Elastic properties of prototypical
CO2 polymorphs under
compression are essential to understanding the nature of their pressure-induced
structural changes. Despite the fundamental importance in physical
chemistry and condensed matter physics and geophysical implications
for the nature of fluids in the Earth and planetary interiors, the
elastic properties of these polymorphs are not fully understood because
of intrinsic uncertainty and difficulties in experimental estimation
of elasticity. Theoretical calculations of elastic properties of high-pressure
CO2 polymorphs allow us to reveal the previously unknown
details of elasticity of the diverse polymorphs under extreme compression.

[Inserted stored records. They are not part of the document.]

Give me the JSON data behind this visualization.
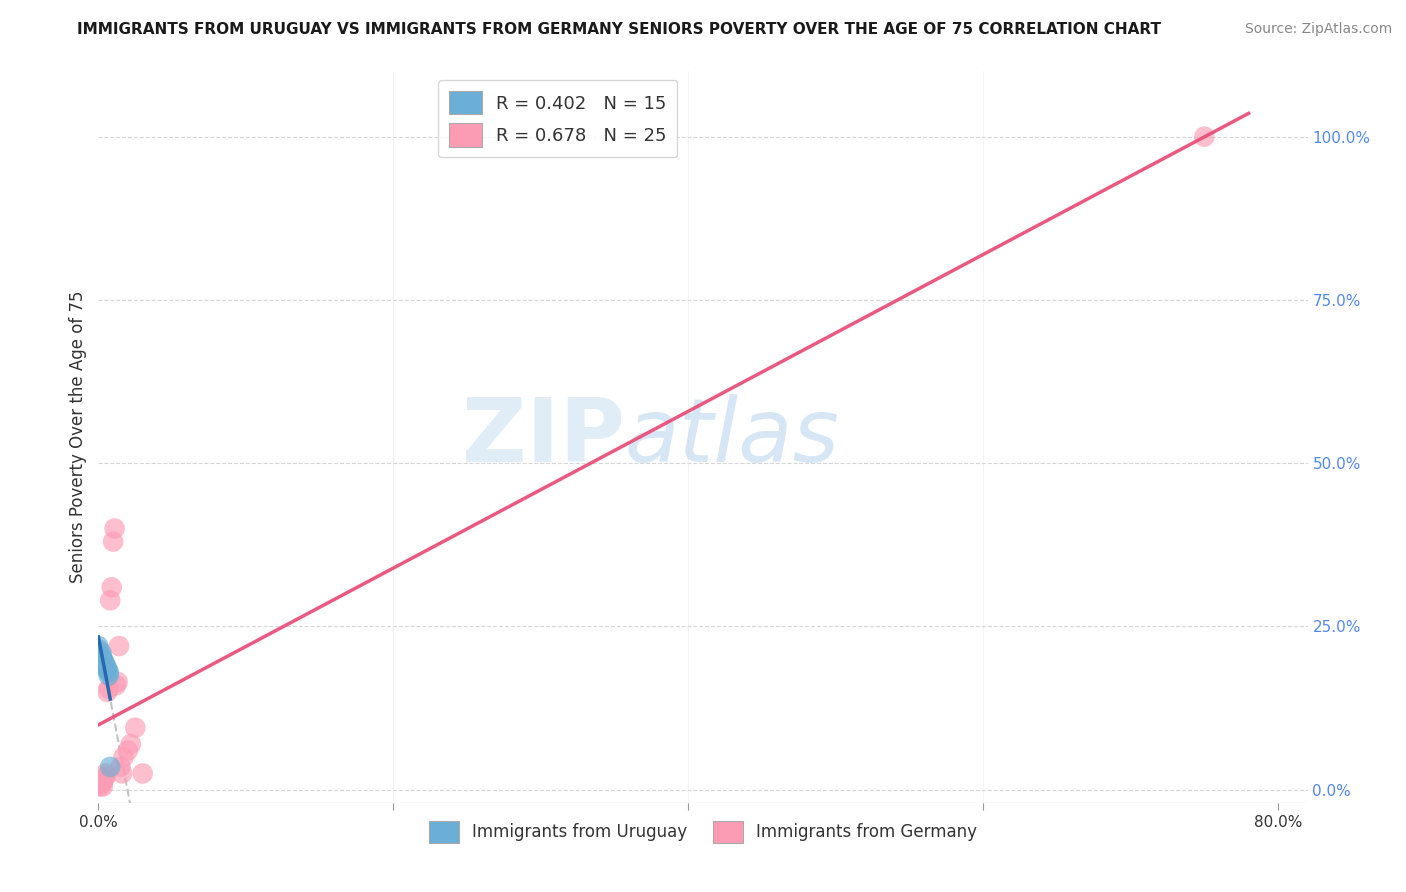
{
  "title": "IMMIGRANTS FROM URUGUAY VS IMMIGRANTS FROM GERMANY SENIORS POVERTY OVER THE AGE OF 75 CORRELATION CHART",
  "source": "Source: ZipAtlas.com",
  "ylabel": "Seniors Poverty Over the Age of 75",
  "xlim": [
    0,
    0.82
  ],
  "ylim": [
    -0.02,
    1.1
  ],
  "yticks_right": [
    0.0,
    0.25,
    0.5,
    0.75,
    1.0
  ],
  "legend_entries": [
    {
      "R": 0.402,
      "N": 15
    },
    {
      "R": 0.678,
      "N": 25
    }
  ],
  "uruguay_points": [
    [
      0.0,
      0.22
    ],
    [
      0.0,
      0.215
    ],
    [
      0.002,
      0.21
    ],
    [
      0.002,
      0.205
    ],
    [
      0.003,
      0.2
    ],
    [
      0.003,
      0.198
    ],
    [
      0.004,
      0.195
    ],
    [
      0.004,
      0.193
    ],
    [
      0.005,
      0.19
    ],
    [
      0.005,
      0.188
    ],
    [
      0.006,
      0.185
    ],
    [
      0.006,
      0.183
    ],
    [
      0.007,
      0.18
    ],
    [
      0.007,
      0.175
    ],
    [
      0.008,
      0.035
    ]
  ],
  "germany_points": [
    [
      0.0,
      0.01
    ],
    [
      0.001,
      0.005
    ],
    [
      0.002,
      0.008
    ],
    [
      0.003,
      0.005
    ],
    [
      0.003,
      0.012
    ],
    [
      0.004,
      0.018
    ],
    [
      0.005,
      0.025
    ],
    [
      0.005,
      0.02
    ],
    [
      0.006,
      0.15
    ],
    [
      0.007,
      0.155
    ],
    [
      0.008,
      0.29
    ],
    [
      0.009,
      0.31
    ],
    [
      0.01,
      0.38
    ],
    [
      0.011,
      0.4
    ],
    [
      0.012,
      0.16
    ],
    [
      0.013,
      0.165
    ],
    [
      0.014,
      0.22
    ],
    [
      0.015,
      0.035
    ],
    [
      0.016,
      0.025
    ],
    [
      0.017,
      0.05
    ],
    [
      0.02,
      0.06
    ],
    [
      0.022,
      0.07
    ],
    [
      0.025,
      0.095
    ],
    [
      0.03,
      0.025
    ],
    [
      0.75,
      1.0
    ]
  ],
  "uruguay_color": "#6baed6",
  "germany_color": "#fc9cb4",
  "uruguay_line_color": "#2166ac",
  "germany_line_color": "#e8507a",
  "watermark_zip": "ZIP",
  "watermark_atlas": "atlas",
  "background_color": "#ffffff",
  "grid_color": "#cccccc",
  "title_fontsize": 11,
  "source_fontsize": 10
}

As a step toward getting insights into the deep carbon cycle, we carried
out density-functional-theory calculations and investigated the elastic
constants, bulk modulus, shear modulus, Poisson ratios and acoustic
wave velocities of CO2 polymorphs: II (tetragonal, P42/mnm), β-cristobalite-like
V (VCR, tetragonal, I4̅2d) and tridymite-like V (VTD, orthorhombic, P2
12121) up to approximately
40 GPa. Particularly, the elastic properties and bulk moduli of all
the three CO2 phases except the elastic constants of CO2–II are the first calculation results, and the elastic
constants and bulk modulus calculated for CO2–II
are improved. The change in elastic properties with varying pressure
shows distinct trends among CO2–II, CO2–VCR, and CO2–VTD.
Despite these differences, the bulk moduli for CO2 of phases
I, II, VCR and VTD exhibit a gradual increase
with increasing density without major discontinuity. On the basis
of the calculated elastic properties of CO2–II,
CO2–VCR, and CO2–VTD and a comparison between these CO2 units and
SiO2 materials, we suggest that these polymorphs may be
classified into two groups: (1) a weakly connected group: CO2–II, cristobalite, and tridymite and (2) a strongly connected
group: CO2–VCR, CO2–VTD, and stishovite. This classification does not depend on
crystal symmetry. The bulk modulus of a CO2 solid is greater
than that of a SiO2 solid of the same density, and the
shear modulus of a CO2 solid is smaller than that of a
SiO2 solid of the same density. The elasticity of CO2 polymorphs shown here may hold some promise for investigating
the elasticity of diverse solids consisting of oxide molecules under
extreme pressure.